Certain people are at particular risk for infection, including those who recently traveled outside the United States and individuals who are immuno-compromised.50-52
In addition to diarrhea, the most common symptom, other symptom complexes may suggest parasitic infection. For example, amoebic colitis can mimic Crohn’s disease of the colon and ulcerative colitis.53 Fulminant amoebic colitis may be present with rectal bleeding and colonic ulcerations and can be difficult to differentiate from inflammatory bowel disease.54 Inflammatory bowel disease patients can also be carriers of amoebae. Because steroids can provoke amoebic activity and cause a fulminating colitis, it is necessary to determine if amoebae exist.
Recent reports suggest that intestinal infections with Giardia lamblia and Blastocystis hominis cause symptoms identical to those observed in patients with inflammatory bowel disease.55 Leo Galland, M.D. analyzed the prevalence using rectal swabs.56 Treatment led to resolution of symptoms in approximately 90% of the study population. As more data becomes available, stool examination for parasites may become an integral part of the evaluation of patients with inflammatory bowel disease or other undiagnosed gastrointestinal complaints. 
Antiparasitic drugs, while effective, are powerful pharmacologic agents to be taken with careful consideration.
Therefore, nutritional and other approaches to parasite infestation are worth noting. Leitch et al. reported that dietary fiber reduces the rate of intestinal infection by Giardia lamblia.58 The authors speculate that fiber induces mucus secretion and reduces the attachment of trophozoites. It may also affect the growth of bacterial flora, pH and the competition for nutritional resources among organisms. Measures that build and restore the gastrointestinal immune system are worthwhile interventions. Modification of bowel flora, bowel environment and digestive enzymes act synergistically in eradicating parasites.

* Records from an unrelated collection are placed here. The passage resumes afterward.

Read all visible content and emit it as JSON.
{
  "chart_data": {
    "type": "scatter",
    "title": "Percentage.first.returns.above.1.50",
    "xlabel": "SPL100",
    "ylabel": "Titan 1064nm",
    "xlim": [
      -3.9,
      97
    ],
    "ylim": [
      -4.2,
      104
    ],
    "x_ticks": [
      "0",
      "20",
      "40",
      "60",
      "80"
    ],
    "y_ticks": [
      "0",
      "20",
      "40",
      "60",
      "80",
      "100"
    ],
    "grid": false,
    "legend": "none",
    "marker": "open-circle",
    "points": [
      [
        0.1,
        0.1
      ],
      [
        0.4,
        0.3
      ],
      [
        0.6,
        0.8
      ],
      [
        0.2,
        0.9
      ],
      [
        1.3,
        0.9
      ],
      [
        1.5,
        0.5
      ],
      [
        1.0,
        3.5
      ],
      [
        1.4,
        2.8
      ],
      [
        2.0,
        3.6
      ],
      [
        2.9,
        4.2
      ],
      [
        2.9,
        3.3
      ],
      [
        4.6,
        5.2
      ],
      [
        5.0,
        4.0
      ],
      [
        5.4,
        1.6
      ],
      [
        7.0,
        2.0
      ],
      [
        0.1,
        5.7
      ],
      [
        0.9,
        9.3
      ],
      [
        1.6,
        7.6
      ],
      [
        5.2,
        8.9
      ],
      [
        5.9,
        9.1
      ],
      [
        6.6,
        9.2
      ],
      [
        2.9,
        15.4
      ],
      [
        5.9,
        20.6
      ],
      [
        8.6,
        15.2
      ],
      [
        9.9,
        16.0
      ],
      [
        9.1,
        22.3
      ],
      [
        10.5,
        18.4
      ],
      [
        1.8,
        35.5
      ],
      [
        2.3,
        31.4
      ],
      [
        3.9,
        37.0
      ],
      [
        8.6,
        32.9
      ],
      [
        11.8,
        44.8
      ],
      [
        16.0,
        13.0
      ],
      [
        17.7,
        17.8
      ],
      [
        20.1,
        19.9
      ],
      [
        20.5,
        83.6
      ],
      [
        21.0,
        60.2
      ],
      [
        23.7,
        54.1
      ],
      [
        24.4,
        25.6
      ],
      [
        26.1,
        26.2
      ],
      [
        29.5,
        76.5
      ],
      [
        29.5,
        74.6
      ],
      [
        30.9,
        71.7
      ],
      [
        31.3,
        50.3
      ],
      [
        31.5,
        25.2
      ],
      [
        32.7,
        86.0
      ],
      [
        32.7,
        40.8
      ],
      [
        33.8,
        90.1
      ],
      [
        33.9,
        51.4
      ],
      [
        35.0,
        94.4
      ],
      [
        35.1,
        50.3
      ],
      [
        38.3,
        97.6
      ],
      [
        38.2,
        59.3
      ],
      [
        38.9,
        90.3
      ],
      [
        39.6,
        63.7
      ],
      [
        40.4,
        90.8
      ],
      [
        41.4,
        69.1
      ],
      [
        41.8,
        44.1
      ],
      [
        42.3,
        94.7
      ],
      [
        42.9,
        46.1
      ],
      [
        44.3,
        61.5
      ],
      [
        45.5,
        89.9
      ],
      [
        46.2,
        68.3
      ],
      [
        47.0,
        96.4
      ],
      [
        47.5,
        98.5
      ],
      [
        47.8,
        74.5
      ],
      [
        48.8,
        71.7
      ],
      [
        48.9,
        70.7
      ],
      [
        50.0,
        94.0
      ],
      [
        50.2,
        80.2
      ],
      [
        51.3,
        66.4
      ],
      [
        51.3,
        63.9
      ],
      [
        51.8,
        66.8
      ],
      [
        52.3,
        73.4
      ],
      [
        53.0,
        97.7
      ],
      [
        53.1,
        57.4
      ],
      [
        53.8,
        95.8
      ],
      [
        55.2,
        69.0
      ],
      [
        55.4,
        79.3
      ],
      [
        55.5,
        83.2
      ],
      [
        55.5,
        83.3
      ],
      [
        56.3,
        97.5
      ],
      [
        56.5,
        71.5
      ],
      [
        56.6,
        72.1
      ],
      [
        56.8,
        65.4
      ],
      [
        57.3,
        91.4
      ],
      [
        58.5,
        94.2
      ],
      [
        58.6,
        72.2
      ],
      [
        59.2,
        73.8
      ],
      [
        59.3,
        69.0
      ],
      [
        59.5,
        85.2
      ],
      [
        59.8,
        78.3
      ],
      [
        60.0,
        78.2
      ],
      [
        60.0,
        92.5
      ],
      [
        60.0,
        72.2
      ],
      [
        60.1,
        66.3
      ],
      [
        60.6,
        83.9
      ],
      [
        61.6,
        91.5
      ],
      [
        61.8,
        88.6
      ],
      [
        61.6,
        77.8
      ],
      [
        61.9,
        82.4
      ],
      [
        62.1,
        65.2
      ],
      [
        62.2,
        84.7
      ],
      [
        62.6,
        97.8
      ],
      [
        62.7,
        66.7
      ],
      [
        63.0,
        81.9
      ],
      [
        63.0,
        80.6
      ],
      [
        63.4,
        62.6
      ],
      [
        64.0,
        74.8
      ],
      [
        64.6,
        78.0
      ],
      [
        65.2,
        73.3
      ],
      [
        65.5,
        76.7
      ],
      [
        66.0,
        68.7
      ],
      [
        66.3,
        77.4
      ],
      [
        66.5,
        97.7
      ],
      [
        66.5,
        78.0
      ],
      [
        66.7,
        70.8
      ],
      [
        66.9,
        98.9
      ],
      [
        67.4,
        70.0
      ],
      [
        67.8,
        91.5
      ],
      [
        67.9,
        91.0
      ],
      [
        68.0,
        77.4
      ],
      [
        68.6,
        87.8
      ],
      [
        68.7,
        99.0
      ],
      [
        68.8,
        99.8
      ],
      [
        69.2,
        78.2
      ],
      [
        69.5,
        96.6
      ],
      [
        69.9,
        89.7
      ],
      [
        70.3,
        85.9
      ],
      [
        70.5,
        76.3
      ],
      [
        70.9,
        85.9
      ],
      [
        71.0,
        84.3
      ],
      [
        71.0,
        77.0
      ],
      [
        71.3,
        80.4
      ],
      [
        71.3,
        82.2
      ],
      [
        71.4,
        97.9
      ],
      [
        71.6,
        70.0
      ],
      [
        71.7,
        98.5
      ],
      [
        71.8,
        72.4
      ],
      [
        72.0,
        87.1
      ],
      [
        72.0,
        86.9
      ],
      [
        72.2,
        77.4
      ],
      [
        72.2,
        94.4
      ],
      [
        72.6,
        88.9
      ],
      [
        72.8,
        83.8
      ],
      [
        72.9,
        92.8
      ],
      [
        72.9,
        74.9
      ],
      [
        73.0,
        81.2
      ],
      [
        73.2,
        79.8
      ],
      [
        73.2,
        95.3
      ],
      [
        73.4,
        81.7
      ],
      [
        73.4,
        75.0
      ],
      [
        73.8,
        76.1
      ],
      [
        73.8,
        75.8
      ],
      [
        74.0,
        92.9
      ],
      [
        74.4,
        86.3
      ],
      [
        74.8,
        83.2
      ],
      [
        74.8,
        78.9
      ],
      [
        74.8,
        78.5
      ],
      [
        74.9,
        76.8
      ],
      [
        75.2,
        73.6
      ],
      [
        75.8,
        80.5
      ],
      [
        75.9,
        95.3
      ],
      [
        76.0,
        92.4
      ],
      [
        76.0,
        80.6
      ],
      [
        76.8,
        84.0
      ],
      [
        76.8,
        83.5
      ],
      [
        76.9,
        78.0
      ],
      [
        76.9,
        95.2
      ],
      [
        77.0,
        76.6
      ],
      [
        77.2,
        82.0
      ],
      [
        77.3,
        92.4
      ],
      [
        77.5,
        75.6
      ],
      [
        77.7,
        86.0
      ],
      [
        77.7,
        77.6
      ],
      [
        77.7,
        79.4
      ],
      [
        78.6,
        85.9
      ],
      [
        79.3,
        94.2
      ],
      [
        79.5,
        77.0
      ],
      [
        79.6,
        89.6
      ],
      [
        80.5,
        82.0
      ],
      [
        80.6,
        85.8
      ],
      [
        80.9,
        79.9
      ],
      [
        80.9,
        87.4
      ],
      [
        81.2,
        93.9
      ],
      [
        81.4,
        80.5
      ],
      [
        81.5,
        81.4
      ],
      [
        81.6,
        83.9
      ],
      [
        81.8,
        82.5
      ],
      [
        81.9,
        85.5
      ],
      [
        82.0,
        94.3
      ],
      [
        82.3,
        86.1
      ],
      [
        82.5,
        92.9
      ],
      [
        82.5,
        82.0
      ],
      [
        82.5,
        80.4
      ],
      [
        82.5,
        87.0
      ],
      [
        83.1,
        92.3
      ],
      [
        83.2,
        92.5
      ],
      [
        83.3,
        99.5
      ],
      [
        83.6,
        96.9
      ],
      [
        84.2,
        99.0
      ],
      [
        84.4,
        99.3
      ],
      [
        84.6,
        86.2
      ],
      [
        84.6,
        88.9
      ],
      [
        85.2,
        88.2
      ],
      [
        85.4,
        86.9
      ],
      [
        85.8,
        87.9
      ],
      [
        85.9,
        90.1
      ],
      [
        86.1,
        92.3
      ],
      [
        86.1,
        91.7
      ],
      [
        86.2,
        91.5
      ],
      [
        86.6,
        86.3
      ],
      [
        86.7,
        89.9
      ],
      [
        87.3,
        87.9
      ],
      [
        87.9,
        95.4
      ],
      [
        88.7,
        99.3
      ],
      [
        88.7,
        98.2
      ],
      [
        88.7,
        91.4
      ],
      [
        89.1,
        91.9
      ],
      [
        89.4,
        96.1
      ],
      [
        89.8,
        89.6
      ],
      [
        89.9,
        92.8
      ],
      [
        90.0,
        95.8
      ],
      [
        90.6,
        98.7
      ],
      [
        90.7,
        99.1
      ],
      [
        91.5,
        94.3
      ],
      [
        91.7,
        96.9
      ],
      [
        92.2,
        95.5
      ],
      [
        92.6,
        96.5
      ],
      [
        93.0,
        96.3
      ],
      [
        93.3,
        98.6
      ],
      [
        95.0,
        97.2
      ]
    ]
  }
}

Gastrointestinal amebiasis (an infection of the large intestine caused by tiny one- celled parasites classified as Entamoeba histolytica) is treated with nitroimidazole drugs, which kill amebas in the blood and in the wall of the intestine. These drugs include metronidazole in the United States, and tinidazole or ornidazole in other countries. Metronidazole is usually given for 10 days, either orally (by mouth) or intravenously (directly into the veins). To kill amebas living inside the lumen of the intestine, three luminal drugs are also available: iodoquinol, paromomycin, and diloxanide furoate. These luminal drugs are used in patients with active gastrointestinal symptoms and also in asymptomatic carriers (persons who pass amebas in their stools without having symptoms of amebiasis).